Likewise, while 92% of pupils with no additional needs achieved at least one National 5, only 64% of those with sight loss did. And while 71% with no additional needs achieved at least one Higher, only 40% of those with sight loss did.

But RNIB Scotland insists: “With the right support visual impairment does not have to have an impact on the potential of a pupil to achieve. There is no reason why this attainment gap could not be significantly narrowed if the correct provision is in place.”

The charity points to a 2016 survey that found of the 94 teachers in Scottish schools with - or training to obtain – an additional qualification in teaching children with a visual impairment, their median age was 50, meaning many could soon be retiring.

Alarmingly, there is little incentive to encourage more teachers to take the additional qualification needed. Funding, lack of time, and distance from training provision can discourage more teachers from choosing to adopt this specialist role. To compound the problem, there is no extra financial incentive either.

In its submission, RNIB Scotland said: “The Scottish Government should anticipate this potential shortfall and incentivise teachers to obtain the qualification. Incentives could include financial support and time out of class in order to study for the qualification.”

It also urges that more training is given to teachers and classroom assistants generally on how to support pupils with sight loss.

The charity has welcomed a recent £15m funding boost for additional support for learning but remains concerned that local government cuts could still put budgets at risk. “We urge the Scottish Government to produce an additional support for learning attainment gap strategy to close this unnecessary and shocking gap between pupils with a visual impairment and their sighted peers,” it said.

A Scottish Government spokesperson said: “We want all children and young people to get the support that they need to reach their full potential, including those with sensory impairments. That is why we are investing £750 million during this parliament to tackle the attainment gap and ensure every child has an equal chance to succeed.

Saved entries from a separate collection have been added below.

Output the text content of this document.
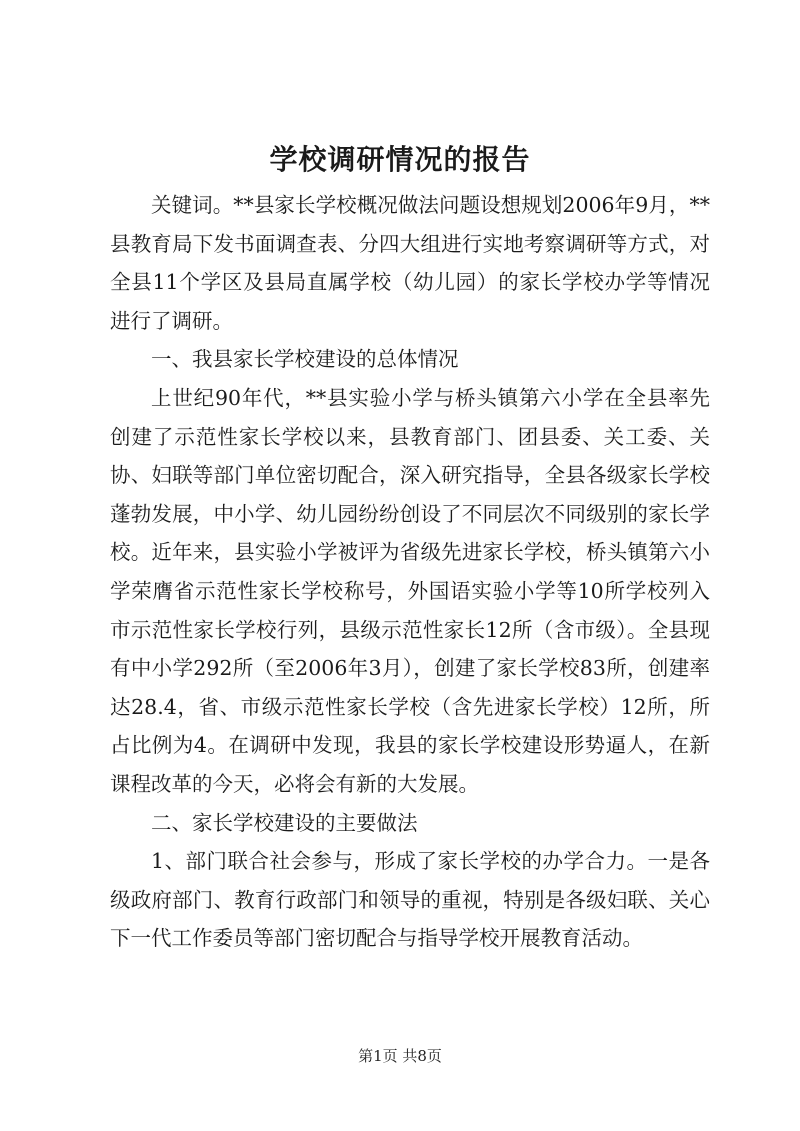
学校调研情况的报告

关键词。**县家长学校概况做法问题设想规划2006年9月，**县教育局下发书面调查表、分四大组进行实地考察调研等方式，对全县11个学区及县局直属学校（幼儿园）的家长学校办学等情况进行了调研。

一、我县家长学校建设的总体情况

上世纪90年代，**县实验小学与桥头镇第六小学在全县率先创建了示范性家长学校以来，县教育部门、团县委、关工委、关协、妇联等部门单位密切配合，深入研究指导，全县各级家长学校蓬勃发展，中小学、幼儿园纷纷创设了不同层次不同级别的家长学校。近年来，县实验小学被评为省级先进家长学校，桥头镇第六小学荣膺省示范性家长学校称号，外国语实验小学等10所学校列入市示范性家长学校行列，县级示范性家长12所（含市级）。全县现有中小学292所（至2006年3月），创建了家长学校83所，创建率达28.4，省、市级示范性家长学校（含先进家长学校）12所，所占比例为4。在调研中发现，我县的家长学校建设形势逼人，在新课程改革的今天，必将会有新的大发展。

二、家长学校建设的主要做法

1、部门联合社会参与，形成了家长学校的办学合力。一是各级政府部门、教育行政部门和领导的重视，特别是各级妇联、关心下一代工作委员等部门密切配合与指导学校开展教育活动。

第1页 共8页
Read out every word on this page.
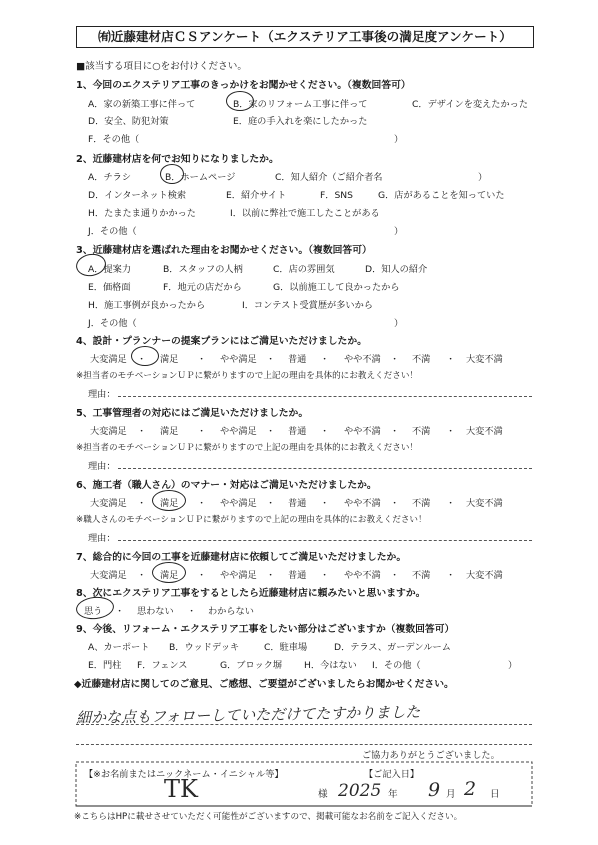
㈲近藤建材店ＣＳアンケート（エクステリア工事後の満足度アンケート）
■該当する項目に○をお付けください。
1、今回のエクステリア工事のきっかけをお聞かせください。（複数回答可）
A．家の新築工事に伴って	B．家のリフォーム工事に伴って	C．デザインを変えたかった
D．安全、防犯対策	E．庭の手入れを楽にしたかった
F．その他（	）
2、近藤建材店を何でお知りになりましたか。
A．チラシ	B．ホームページ	C．知人紹介（ご紹介者名	）
D．インターネット検索	E．紹介サイト	F．SNS	G．店があることを知っていた
H．たまたま通りかかった	I．以前に弊社で施工したことがある
J．その他（	）
3、近藤建材店を選ばれた理由をお聞かせください。（複数回答可）
A．提案力	B．スタッフの人柄	C．店の雰囲気	D．知人の紹介
E．価格面	F．地元の店だから	G．以前施工して良かったから
H．施工事例が良かったから	I．コンテスト受賞歴が多いから
J．その他（	）
4、設計・プランナーの提案プランにはご満足いただけましたか。
大変満足 ・ 満足 ・ やや満足 ・ 普通 ・ やや不満 ・ 不満 ・ 大変不満
※担当者のモチベーションＵＰに繋がりますので上記の理由を具体的にお教えください！
理由：
5、工事管理者の対応にはご満足いただけましたか。
大変満足 ・ 満足 ・ やや満足 ・ 普通 ・ やや不満 ・ 不満 ・ 大変不満
※担当者のモチベーションＵＰに繋がりますので上記の理由を具体的にお教えください！
理由：
6、施工者（職人さん）のマナー・対応はご満足いただけましたか。
大変満足 ・ 満足 ・ やや満足 ・ 普通 ・ やや不満 ・ 不満 ・ 大変不満
※職人さんのモチベーションＵＰに繋がりますので上記の理由を具体的にお教えください！
理由：
7、総合的に今回の工事を近藤建材店に依頼してご満足いただけましたか。
大変満足 ・ 満足 ・ やや満足 ・ 普通 ・ やや不満 ・ 不満 ・ 大変不満
8、次にエクステリア工事をするとしたら近藤建材店に頼みたいと思いますか。
思う ・ 思わない ・ わからない
9、今後、リフォーム・エクステリア工事をしたい部分はございますか（複数回答可）
A、カーポート B．ウッドデッキ	C．駐車場	D．テラス、ガーデンルーム
E．門柱 F．フェンス	G．ブロック塀 H．今はない I．その他（	）
◆近藤建材店に関してのご意見、ご感想、ご要望がございましたらお聞かせください。
細かな点もフォローしていただけてたすかりました
ご協力ありがとうございました。
【※お名前またはニックネーム・イニシャル等】	【ご記入日】
TK	様 2025 年 9 月 2 日
※こちらはHPに載せさせていただく可能性がございますので、掲載可能なお名前をご記入ください。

“The Additional Support for Learning Act places education authorities under duties to identify, provide for and review the additional support needs of their pupils. The Scottish Government provides over £500,000 to voluntary sector organisations to support children and young people with sensory impairment and £150,000 to the Scottish Sensory Centre to support training to increase the capacity of staff in schools to provide effective support to pupils with a sensory impairment.”